Memulai tahun ajaran baru, seperti biasa lulusan-lulusan SMA/SMK yang ingin melanjutkan studinya mulai bergerilya mencari perguruan tinggi favoritnya. Dari tahun ke tahun, mereka semakin dipermudah dengan semakin gencarnya promosi yang dilakukan oleh perguran tinggi. Bahkan tanpa harus lulus dulu pun mereka bisa memastikan di mana dia akan melanjutkan studinya, karena perguruan tinggi mengadakan ujian masuk jauh hari sebelum masa kelulusan sekolah. Gencarnya promosi semacam ini tidak hanya dilakukan oleh perguruan tinggi swasta atau perguruan tinggi negeri, tetapi juga perguruan tinggi dari luar negeri.
Berbagai fasilitas ditawarkan kepada calon mahasiswa demi menunjukkan seberapa berkualitas sebuah perguruan tinggi dalam “mendidik” mahasiswanya. Mulai dari fasilitas internet gratis, ruang kuliah ber-AC, sampai dosen lulusan luar negeri. Hal ini kemudian menjadi justifikasi bahwa semakin berkualitas suatu perguruan tinggi, semakin mahal biaya pendidikannya, walau sebuah perguruan tinggi negeri sekalipun yang notabene di bawah tanggung jawab negara.

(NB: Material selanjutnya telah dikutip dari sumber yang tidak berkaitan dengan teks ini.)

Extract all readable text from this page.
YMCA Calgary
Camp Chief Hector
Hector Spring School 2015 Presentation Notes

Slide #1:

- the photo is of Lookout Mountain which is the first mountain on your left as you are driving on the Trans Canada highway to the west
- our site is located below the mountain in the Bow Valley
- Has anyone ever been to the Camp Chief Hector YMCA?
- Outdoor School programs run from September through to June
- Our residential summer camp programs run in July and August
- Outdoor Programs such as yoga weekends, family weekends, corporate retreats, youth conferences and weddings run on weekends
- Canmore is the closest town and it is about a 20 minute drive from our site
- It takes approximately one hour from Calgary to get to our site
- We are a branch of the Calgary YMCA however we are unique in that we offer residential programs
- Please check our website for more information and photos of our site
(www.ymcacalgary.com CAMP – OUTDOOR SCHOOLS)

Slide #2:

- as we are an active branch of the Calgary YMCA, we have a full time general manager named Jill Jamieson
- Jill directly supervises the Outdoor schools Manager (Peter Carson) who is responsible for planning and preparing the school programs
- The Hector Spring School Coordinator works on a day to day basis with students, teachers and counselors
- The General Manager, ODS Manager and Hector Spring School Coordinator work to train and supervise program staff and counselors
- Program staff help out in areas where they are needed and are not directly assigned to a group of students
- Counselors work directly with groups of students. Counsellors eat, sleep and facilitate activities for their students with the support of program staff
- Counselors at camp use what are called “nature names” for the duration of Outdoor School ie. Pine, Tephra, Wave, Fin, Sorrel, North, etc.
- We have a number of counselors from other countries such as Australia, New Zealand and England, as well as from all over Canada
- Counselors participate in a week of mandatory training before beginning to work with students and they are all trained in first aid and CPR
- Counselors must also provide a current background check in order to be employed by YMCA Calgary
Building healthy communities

Institusi pendidikan nampaknya menggunakan logika bisnis dalam pengelolaannya. Mereka memposisikan diri sebagai penjual jasa pendidikan dengan kualitas atau mutu pendidikan sebagai jualannya dan mahasiswa sebagai konsumennya. Semakin tinggi kualitas pendidikannya, semakin mahal biaya pendidikannya. Begitu juga sebaliknya. Kualitas atau mutu pendidikan menjadi barang mewah, hanya mampu dijangkau oleh masyarakat kelas atas. Sedangkan masyarakat kelas menengah ke bawah hanya mampu bermimpi akan hal itu.
Sebagai penjual tentunya perguruan tinggi berpikir bagaimana bisa mendapatkan keuntungan dari apa yang dijual. Dalam hal ini pendidikan telah diposisikan menjadi komoditas, bagaimana kemudian pendidikan dapat digunakan untuk mendapatkan keuntungan. Semakin mahal biaya pendidikan, semakin banyak pula keuntungan yang didapatkan.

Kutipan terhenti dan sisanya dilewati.